A camel beauty pageant in Oman has been plunged into chaos as 20 of its competitors were disqualified after their owners enhanced their humps and other features using injectable fillers, silicone wax and Botox.
Last month, veterinary inspectors at the 2026 Camel Beauty Show Festival in Al Musanaa, Oman, discovered that the camels had undergone several cosmetic procedures to enlarge the size of their humps using a mix of injectables similar to dermal fillers used on humans.
According to Vice and Forbes, the disqualified camels had received a mix of injectables, including hyaluronic acid injections for pouty lips, dermal fillers around their nose, Botox to soften their faces and silicone wax to inflate their humps.
Festival organizers have said they are working to halt “all acts of tampering and deception in the beautification of camels,” adding that they would impose “strict penalties on manipulators” going forward.
The camels are judged on four key features: their coat, neck, head and humps. The winning animals usually have the shiniest hair, a long and muscular neck, long eyelashes and plump lips, and, of course, two plump and defined humps.
In the camel breeding industry, pageants are taken very seriously since the trophy comes with a multi-million dollar prize pot, investment and increased tourism. Winning at the event will also increase the value of the camel when it goes on sale.
These types of enhancements have been rife in the camel breeding industry in recent years, with officials at the 40-day-long King Abdulaziz Camel Festival in Saudi Arabia, the largest in the world, barring owners from enhancing the lips, noses, heads and body parts of the animals.
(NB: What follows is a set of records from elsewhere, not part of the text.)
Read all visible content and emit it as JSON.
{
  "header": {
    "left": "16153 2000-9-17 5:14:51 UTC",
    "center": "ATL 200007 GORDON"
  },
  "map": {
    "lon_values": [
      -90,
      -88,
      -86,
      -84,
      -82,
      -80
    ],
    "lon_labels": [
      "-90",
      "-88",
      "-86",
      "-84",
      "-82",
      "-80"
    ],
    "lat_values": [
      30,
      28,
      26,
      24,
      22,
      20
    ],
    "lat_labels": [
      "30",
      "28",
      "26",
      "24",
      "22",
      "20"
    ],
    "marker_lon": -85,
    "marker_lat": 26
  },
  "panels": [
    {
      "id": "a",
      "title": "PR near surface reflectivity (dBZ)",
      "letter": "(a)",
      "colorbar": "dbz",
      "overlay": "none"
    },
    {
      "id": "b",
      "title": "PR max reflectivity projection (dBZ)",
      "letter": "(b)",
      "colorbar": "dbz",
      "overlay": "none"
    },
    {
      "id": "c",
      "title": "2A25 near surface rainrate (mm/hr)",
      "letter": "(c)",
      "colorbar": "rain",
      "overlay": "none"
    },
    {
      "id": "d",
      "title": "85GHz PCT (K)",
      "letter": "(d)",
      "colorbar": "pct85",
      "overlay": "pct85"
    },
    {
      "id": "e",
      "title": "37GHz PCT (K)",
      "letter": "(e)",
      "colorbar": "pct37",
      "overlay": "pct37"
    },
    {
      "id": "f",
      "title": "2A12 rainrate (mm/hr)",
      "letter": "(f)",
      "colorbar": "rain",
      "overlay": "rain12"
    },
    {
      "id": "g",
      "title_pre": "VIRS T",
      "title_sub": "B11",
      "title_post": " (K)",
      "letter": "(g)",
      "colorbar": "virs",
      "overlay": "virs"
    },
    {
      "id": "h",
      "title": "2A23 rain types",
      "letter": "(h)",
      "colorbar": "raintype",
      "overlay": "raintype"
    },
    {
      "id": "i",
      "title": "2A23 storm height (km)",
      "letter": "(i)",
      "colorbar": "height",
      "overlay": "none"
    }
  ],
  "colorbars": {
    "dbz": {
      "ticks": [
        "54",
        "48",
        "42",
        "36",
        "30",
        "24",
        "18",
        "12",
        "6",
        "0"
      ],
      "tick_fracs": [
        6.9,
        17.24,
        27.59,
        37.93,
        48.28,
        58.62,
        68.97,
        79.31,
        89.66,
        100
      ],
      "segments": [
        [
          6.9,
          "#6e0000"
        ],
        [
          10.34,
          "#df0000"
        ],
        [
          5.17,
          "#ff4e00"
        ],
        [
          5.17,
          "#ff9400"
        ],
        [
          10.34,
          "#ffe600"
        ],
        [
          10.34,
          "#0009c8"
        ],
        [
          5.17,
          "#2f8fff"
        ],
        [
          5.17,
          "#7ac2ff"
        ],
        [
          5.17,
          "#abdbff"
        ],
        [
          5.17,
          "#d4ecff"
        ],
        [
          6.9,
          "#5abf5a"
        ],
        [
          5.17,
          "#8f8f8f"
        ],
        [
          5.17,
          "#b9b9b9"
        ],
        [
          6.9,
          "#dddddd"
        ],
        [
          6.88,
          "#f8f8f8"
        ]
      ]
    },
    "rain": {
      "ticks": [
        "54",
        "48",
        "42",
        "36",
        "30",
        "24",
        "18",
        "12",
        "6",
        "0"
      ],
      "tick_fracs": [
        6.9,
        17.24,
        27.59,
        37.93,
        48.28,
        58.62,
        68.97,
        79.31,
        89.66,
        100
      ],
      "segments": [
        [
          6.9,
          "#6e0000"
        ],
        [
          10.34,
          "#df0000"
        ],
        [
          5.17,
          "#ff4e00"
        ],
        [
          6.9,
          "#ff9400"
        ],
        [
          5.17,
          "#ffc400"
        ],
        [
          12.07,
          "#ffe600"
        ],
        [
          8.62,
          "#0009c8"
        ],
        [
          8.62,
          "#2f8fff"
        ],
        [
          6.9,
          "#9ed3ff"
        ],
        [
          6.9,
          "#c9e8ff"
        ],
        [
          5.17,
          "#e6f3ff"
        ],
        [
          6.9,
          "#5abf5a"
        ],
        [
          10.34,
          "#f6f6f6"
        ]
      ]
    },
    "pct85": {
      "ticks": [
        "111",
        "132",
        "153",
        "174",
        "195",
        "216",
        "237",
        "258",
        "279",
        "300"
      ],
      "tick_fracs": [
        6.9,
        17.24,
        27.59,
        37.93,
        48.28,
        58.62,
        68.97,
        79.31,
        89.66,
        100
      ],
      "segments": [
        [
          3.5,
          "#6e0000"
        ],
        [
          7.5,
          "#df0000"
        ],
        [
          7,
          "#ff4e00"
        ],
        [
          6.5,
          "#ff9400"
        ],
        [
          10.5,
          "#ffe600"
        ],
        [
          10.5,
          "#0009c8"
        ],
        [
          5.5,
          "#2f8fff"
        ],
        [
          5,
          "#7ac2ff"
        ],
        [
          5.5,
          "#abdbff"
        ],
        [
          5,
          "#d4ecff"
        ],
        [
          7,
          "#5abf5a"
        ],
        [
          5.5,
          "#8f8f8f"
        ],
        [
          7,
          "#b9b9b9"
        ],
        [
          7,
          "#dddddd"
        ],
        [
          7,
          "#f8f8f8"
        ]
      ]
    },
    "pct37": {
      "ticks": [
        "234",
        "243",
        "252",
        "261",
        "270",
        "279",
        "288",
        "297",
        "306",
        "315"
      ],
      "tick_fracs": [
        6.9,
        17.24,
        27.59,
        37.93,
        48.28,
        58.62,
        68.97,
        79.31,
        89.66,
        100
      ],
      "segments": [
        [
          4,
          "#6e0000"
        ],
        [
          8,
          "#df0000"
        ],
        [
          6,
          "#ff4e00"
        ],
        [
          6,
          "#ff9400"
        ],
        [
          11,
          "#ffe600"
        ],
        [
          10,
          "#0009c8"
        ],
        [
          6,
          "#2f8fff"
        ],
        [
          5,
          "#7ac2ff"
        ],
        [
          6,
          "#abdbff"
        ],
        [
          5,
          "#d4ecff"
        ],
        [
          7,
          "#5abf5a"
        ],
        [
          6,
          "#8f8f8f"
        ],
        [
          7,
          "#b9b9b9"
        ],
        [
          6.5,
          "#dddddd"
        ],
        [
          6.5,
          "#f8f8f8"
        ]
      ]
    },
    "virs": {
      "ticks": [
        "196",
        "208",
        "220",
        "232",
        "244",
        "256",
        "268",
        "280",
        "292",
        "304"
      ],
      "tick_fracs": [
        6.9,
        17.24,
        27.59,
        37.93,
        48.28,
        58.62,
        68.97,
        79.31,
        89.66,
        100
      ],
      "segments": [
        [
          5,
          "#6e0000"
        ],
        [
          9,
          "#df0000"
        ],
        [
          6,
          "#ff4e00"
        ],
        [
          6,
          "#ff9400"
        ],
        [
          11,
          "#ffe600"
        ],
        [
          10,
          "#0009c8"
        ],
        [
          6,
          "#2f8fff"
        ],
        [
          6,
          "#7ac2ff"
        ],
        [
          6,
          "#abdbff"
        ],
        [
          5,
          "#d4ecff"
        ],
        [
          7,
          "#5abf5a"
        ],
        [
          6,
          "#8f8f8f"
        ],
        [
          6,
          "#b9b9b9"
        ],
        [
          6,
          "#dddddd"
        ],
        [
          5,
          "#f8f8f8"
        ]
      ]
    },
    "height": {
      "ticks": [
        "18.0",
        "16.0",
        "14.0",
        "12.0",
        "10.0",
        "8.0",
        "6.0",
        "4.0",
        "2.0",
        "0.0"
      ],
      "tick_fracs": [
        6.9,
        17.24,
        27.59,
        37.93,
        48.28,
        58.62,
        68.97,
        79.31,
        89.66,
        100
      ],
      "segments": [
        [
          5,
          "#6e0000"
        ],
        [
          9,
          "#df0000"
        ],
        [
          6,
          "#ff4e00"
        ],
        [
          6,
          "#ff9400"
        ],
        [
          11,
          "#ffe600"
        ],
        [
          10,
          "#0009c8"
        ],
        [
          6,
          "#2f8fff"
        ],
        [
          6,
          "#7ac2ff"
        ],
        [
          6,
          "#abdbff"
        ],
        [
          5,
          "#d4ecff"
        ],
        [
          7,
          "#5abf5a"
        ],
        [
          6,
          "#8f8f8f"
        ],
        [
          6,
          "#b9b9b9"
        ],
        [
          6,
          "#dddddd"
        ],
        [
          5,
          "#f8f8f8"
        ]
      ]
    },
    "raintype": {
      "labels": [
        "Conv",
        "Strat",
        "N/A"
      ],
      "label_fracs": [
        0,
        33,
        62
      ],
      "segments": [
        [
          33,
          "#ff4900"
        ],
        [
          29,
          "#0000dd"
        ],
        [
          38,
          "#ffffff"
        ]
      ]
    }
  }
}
At that festival, there is usually more than $60 million of prize money at stake.
In 2018, 12 camels were disqualified from the event for having Botox injections from horse breeders, while 40 camels were disqualified in 2021 for allegedly having stretched noses.
Rubber bands were also used on animals to make body parts bigger than normal by restricting the flow of blood, according to the BBC.
In a 2021 report, a Saudi Press Agency statement quoted by The Guardian said, “The club is keen to halt all acts of tampering and deception in the beautification of camels.”
Judges at the event now use advanced technology to uncover tampering with camels. All contestants are first led into a hall where their external appearance and movements are examined by specialists, before they undergo an X-ray and other tests on their heads, necks and torsos.
The procedures have been labelled as animal cruelty by animal rights activists and members of the veterinary community, since the treatments can be painful and have life-threatening side effects like severe pain, infections and bruising.
Silicone, meanwhile, can migrate to other parts of the body and cause complications.